How to manage large record in MapReduce

2011-01-06 Thread Jérôme Thièvre
Hi,

we are currently using Hadoop (version 0.20.2) to manage some web archiving
processes like fulltext indexing, and it works very well with small records
that contains html.
Now, we would like to work with other type of web data like videos. These
kind of data could be really large and of course these records doesn't fit
in memory.

Is it possible to manage record which content doesn't reside in memory but
on disk.
A possibility would be to implements a Writable that read its content from a
DataInput but doesn't load it in memory, instead it would copy that content
to a temporary file in the local file system and allows to stream its
content using an InputStream (an InputStreamWritable).

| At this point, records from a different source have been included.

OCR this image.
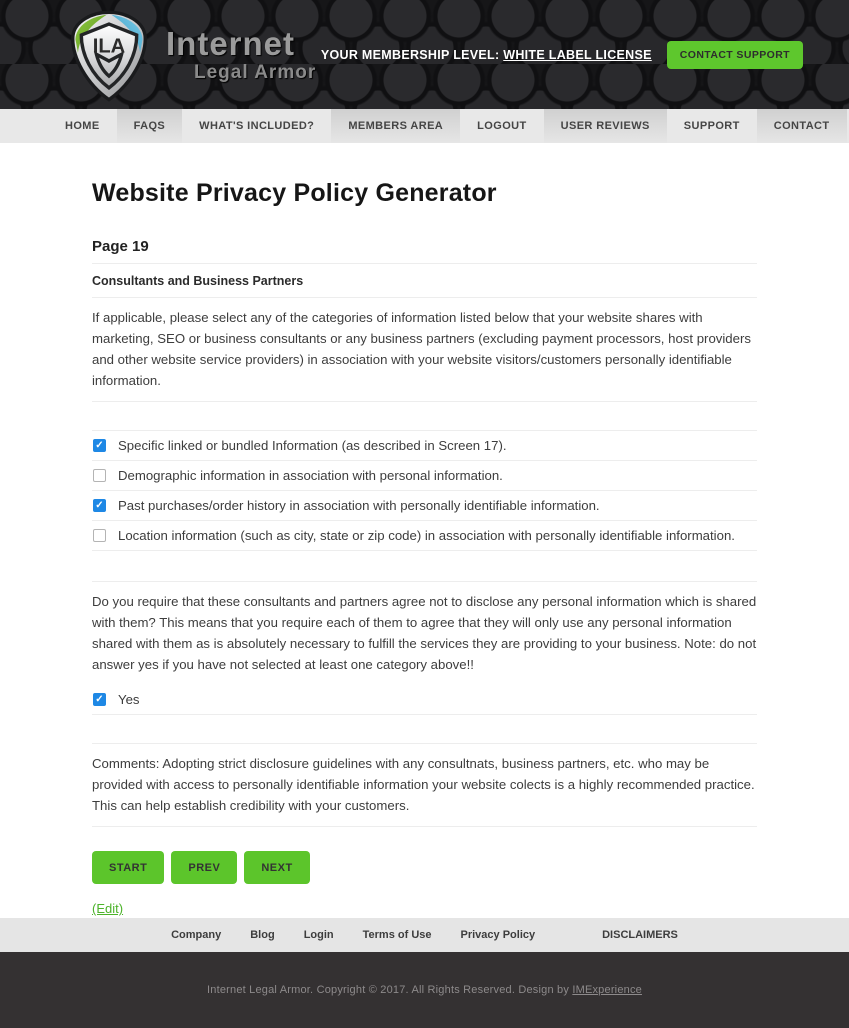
ILA Internet
Legal Armor
YOUR MEMBERSHIP LEVEL: WHITE LABEL LICENSE	CONTACT SUPPORT
HOME	FAQS	WHAT'S INCLUDED?	MEMBERS AREA	LOGOUT	USER REVIEWS	SUPPORT	CONTACT
Website Privacy Policy Generator
Page 19
Consultants and Business Partners

If applicable, please select any of the categories of information listed below that your website shares with marketing, SEO or business consultants or any business partners (excluding payment processors, host providers and other website service providers) in association with your website visitors/customers personally identifiable information.

✓
Specific linked or bundled Information (as described in Screen 17).
Demographic information in association with personal information.
✓
Past purchases/order history in association with personally identifiable information.
Location information (such as city, state or zip code) in association with personally identifiable information.

Do you require that these consultants and partners agree not to disclose any personal information which is shared with them? This means that you require each of them to agree that they will only use any personal information shared with them as is absolutely necessary to fulfill the services they are providing to your business. Note: do not answer yes if you have not selected at least one category above!!

✓
Yes

Comments: Adopting strict disclosure guidelines with any consultnats, business partners, etc. who may be provided with access to personally identifiable information your website colects is a highly recommended practice. This can help establish credibility with your customers.

START	PREV	NEXT
(Edit)
Company	Blog	Login	Terms of Use	Privacy Policy	DISCLAIMERS
Internet Legal Armor. Copyright © 2017. All Rights Reserved. Design by IMExperience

Has somebody tested a similar approach, and if not do you think some big
problems could happen (that impacts performance) with this method ?

Thanks,

Jérôme Thièvre


Re: How to manage large record in MapReduce

2011-01-07 Thread Sonal Goyal
Jerome,

You can take a look at FileStreamInputFormat at
https://github.com/sonalgoyal/hiho/tree/hihoApache0.20/src/co/nubetech/hiho/mapreduce/lib/input

This provides an input stream per file. In our case, we are using the input
stream to load data into the database directly. Maybe you can use this or a
similar approach for working with your videos.

HTH

Thanks and Regards,
Sonal
Connect Hadoop with databases,
Salesforce, FTP servers and others 
Nube Technologies 







On Thu, Jan 6, 2011 at 4:23 PM, Jérôme Thièvre  wrote:

> Hi,
>
> we are currently using Hadoop (version 0.20.2) to manage some web archiving
> processes like fulltext indexing, and it works very well with small records
> that contains html.
> Now, we would like to work with other type of web data like videos. These
> kind of data could be really large and of course these records doesn't fit
> in memory.
>
> Is it possible to manage record which content doesn't reside in memory but
> on disk.
> A possibility would be to implements a Writable that read its content from
> a
> DataInput but doesn't load it in memory, instead it would copy that content
> to a temporary file in the local file system and allows to stream its
> content using an InputStream (an InputStreamWritable).
>
> Has somebody tested a similar approach, and if not do you think some big
> problems could happen (that impacts performance) with this method ?
>
> Thanks,
>
> Jérôme Thièvre
>


Re: How to manage large record in MapReduce

2011-01-07 Thread Jérôme Thièvre INA
Hi Sonal,

thank you, I have just implemented a solution similar to yours (without
copying to a temp file as suggested in my inital post), and it seems to
work.
Best Regards,

Jérôme

2011/1/7 Sonal Goyal 

> Jerome,
>
> You can take a look at FileStreamInputFormat at
>
> https://github.com/sonalgoyal/hiho/tree/hihoApache0.20/src/co/nubetech/hiho/mapreduce/lib/input
>
> This provides an input stream per file. In our case, we are using the input
> stream to load data into the database directly. Maybe you can use this or a
> similar approach for working with your videos.
>
> HTH
>
> Thanks and Regards,
> Sonal
> Connect Hadoop with databases,
> Salesforce, FTP servers and others 
> Nube Technologies 
>
> 
>
>
>
>
>
> On Thu, Jan 6, 2011 at 4:23 PM, Jérôme Thièvre  wrote:
>
> > Hi,
> >
> > we are currently using Hadoop (version 0.20.2) to manage some web
> archiving
> > processes like fulltext indexing, and it works very well with small
> records
> > that contains html.
> > Now, we would like to work with other type of web data like videos. These
> > kind of data could be really large and of course these records doesn't
> fit
> > in memory.
> >
> > Is it possible to manage record which content doesn't reside in memory
> but
> > on disk.
> > A possibility would be to implements a Writable that read its content
> from
> > a
> > DataInput but doesn't load it in memory, instead it would copy that
> content
> > to a temporary file in the local file system and allows to stream its
> > content using an InputStream (an InputStreamWritable).
> >
> > Has somebody tested a similar approach, and if not do you think some big
> > problems could happen (that impacts performance) with this method ?
> >
> > Thanks,
> >
> > Jérôme Thièvre
> >
>


Re: How to manage large record in MapReduce

2011-01-25 Thread lei
Hi Jerome,

I have a similar problem as yours. Would you please share more details about
your solution?

Thanks,
Lei